Just Visiting

Here I am, eleven years after the day I woke with numb feet.


My friend Isabel is sitting in a blue plastic-upholstered easy chair with a twenty-two-gauge needle in her left arm. Her arm veins are good. She’s receiving saline, steroids, and a designer immunosuppressant.


We’re making off-color jokes. About sex, not death. There are some sick people on the other side of the curtain.


When I played Monopoly with my parents, when I was very young, we were careful to leave our playing pieces on the margins of the Jail square when we were Just Visiting.


I’m having a good time, just visiting. I feel like a secret guest of honor. I’ve taken more of everything than Isabel has. The nurses don’t know it, but I do.


The nurse has just left, after connecting Isabel to a little glass jar, and we tell some more sex jokes, Isabel and me.
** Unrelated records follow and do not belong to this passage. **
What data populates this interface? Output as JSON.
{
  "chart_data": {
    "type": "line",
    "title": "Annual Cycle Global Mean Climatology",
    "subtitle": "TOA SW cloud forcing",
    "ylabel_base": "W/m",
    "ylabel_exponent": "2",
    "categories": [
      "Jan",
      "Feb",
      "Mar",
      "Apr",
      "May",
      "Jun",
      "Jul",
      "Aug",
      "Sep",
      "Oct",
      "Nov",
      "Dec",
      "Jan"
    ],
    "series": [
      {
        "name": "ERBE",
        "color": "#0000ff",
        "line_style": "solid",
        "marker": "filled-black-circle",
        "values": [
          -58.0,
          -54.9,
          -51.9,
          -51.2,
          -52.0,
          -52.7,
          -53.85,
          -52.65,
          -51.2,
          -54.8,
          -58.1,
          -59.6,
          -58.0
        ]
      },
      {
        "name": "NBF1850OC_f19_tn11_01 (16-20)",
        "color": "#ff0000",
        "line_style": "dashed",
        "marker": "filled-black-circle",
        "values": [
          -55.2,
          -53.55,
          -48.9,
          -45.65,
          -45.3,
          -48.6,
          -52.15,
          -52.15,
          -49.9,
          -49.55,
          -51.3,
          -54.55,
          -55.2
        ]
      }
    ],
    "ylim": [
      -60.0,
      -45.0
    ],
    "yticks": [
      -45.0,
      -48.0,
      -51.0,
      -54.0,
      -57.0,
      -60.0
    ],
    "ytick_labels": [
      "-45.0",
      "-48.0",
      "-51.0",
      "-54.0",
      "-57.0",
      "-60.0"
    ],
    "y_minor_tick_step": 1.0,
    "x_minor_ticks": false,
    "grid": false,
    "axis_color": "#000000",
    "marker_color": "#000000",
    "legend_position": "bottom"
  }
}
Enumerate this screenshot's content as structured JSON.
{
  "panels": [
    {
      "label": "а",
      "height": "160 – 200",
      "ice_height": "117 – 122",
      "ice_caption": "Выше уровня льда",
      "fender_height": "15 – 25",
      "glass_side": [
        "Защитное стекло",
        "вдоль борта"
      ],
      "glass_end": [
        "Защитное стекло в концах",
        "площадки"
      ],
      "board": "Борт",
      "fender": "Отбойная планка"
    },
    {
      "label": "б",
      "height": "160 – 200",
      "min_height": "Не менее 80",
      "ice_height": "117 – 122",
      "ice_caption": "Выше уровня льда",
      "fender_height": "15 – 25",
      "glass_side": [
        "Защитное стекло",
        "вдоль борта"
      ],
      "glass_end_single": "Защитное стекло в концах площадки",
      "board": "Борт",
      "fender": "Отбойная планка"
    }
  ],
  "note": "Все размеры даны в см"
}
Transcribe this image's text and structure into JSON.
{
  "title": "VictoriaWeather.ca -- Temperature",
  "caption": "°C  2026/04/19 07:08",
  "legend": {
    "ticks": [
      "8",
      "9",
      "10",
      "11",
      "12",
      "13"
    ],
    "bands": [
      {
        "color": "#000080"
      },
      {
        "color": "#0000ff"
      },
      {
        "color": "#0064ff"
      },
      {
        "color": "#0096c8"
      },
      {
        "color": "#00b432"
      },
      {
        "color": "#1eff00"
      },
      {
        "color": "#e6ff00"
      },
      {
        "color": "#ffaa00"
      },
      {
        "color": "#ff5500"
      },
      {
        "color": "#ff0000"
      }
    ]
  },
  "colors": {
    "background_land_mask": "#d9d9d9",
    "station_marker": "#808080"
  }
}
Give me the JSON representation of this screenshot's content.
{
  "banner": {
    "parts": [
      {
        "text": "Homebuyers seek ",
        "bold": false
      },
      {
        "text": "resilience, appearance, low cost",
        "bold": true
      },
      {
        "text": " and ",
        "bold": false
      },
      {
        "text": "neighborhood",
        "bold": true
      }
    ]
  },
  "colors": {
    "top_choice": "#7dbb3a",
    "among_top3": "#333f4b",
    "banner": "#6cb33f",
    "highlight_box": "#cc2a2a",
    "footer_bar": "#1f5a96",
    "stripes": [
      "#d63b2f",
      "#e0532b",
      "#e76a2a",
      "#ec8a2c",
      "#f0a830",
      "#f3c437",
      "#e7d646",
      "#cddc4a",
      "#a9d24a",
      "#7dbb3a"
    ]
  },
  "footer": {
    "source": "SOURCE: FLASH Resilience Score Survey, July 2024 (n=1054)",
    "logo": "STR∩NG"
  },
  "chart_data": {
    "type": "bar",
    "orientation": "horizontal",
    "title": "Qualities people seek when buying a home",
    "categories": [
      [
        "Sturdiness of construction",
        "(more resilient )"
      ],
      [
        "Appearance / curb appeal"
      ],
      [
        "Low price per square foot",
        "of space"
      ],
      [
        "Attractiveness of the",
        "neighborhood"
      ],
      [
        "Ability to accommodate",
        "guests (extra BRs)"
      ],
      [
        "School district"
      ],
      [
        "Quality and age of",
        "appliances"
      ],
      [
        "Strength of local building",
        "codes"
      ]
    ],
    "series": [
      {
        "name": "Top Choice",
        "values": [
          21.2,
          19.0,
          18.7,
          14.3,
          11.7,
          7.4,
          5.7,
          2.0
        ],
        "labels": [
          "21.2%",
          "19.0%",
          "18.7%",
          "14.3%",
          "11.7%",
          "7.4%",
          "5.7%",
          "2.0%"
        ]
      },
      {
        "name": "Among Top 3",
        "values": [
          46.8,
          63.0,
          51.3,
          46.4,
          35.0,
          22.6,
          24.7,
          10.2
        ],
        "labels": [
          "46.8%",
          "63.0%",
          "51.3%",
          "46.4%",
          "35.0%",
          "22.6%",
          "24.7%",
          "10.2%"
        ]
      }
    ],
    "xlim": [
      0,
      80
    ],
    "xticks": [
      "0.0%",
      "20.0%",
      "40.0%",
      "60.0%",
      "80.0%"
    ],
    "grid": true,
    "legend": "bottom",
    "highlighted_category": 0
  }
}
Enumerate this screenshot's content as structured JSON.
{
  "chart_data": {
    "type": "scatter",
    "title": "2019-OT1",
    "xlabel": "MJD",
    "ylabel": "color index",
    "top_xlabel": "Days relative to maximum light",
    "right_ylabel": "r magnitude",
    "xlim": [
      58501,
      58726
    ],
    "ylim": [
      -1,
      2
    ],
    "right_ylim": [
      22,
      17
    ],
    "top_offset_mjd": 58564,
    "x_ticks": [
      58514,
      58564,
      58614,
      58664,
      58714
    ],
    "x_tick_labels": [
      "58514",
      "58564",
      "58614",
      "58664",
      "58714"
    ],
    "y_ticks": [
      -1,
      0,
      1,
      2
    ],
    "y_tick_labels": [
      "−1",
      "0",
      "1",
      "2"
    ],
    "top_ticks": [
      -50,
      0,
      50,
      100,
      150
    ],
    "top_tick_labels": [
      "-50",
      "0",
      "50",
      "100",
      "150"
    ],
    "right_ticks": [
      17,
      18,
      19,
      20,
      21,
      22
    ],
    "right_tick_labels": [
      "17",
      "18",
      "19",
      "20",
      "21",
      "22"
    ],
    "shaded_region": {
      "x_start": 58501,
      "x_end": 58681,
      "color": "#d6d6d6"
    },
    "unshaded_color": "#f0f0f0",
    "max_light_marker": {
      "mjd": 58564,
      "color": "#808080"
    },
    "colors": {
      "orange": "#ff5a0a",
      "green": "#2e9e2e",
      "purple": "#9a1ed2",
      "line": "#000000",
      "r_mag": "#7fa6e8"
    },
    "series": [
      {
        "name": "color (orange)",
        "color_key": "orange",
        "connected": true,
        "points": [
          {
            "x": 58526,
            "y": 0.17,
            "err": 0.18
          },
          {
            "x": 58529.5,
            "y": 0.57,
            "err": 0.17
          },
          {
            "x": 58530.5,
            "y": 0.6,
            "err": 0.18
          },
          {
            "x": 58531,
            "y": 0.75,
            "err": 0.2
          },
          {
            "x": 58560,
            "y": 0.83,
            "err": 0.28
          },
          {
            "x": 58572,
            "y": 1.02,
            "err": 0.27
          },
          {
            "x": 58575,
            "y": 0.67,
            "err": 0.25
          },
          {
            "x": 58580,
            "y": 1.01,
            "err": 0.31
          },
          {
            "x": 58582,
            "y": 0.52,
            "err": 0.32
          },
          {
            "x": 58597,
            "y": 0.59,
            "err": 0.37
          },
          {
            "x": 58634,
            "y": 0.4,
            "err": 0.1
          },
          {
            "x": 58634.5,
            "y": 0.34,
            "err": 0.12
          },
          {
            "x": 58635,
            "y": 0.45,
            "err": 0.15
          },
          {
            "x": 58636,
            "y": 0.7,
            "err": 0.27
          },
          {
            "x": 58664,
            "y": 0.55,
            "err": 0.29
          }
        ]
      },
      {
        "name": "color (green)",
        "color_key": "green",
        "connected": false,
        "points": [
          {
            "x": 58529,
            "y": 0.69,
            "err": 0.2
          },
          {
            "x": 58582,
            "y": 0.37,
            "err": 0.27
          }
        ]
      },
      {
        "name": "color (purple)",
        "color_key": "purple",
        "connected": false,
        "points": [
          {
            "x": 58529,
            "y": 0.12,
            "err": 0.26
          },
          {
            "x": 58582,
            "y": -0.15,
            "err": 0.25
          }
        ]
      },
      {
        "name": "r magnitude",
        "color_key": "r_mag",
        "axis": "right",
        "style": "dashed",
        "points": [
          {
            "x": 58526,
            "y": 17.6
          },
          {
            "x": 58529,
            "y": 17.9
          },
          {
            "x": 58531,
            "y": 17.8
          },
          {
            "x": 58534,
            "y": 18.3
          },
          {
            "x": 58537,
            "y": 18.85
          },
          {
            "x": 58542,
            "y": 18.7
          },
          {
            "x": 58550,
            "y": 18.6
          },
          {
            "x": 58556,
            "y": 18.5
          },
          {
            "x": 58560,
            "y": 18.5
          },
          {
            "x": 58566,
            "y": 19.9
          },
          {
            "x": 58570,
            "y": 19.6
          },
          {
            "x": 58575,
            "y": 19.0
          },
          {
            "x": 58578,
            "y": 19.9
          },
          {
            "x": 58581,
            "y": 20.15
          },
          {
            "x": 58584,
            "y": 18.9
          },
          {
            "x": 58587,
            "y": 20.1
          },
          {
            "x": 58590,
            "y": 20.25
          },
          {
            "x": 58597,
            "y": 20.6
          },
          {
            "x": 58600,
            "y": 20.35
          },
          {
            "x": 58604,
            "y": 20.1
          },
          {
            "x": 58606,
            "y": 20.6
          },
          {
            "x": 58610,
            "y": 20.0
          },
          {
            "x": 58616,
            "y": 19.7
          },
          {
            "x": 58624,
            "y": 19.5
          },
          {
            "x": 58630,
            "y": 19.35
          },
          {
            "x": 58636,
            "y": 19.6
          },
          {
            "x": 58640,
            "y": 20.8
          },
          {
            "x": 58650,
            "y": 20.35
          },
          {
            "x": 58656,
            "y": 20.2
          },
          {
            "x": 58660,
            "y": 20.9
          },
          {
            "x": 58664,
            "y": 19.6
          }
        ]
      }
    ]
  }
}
I’m sitting in a chair carried in from the waiting room. Isabel’s in the center of the room, in the reclining armchair with the blue scallop shell print, with her left forearm resting on a pillow in a grayish white pillowcase, vein up, and with a grayish white blanket covering her bottom half.


We trade driver’s licenses and make fun of the photographs and make more sex jokes. Isabel’s infusion rate is increased, and she falls asleep.


Then she wakes up, a little euphoric, and we talk about drugs. Which ones we’ve done, which ones we’re afraid to do, which ones we liked or didn’t like. Which ones we’re afraid might kill us. Then the death jokes start coming.


I’m having a good time, just visiting.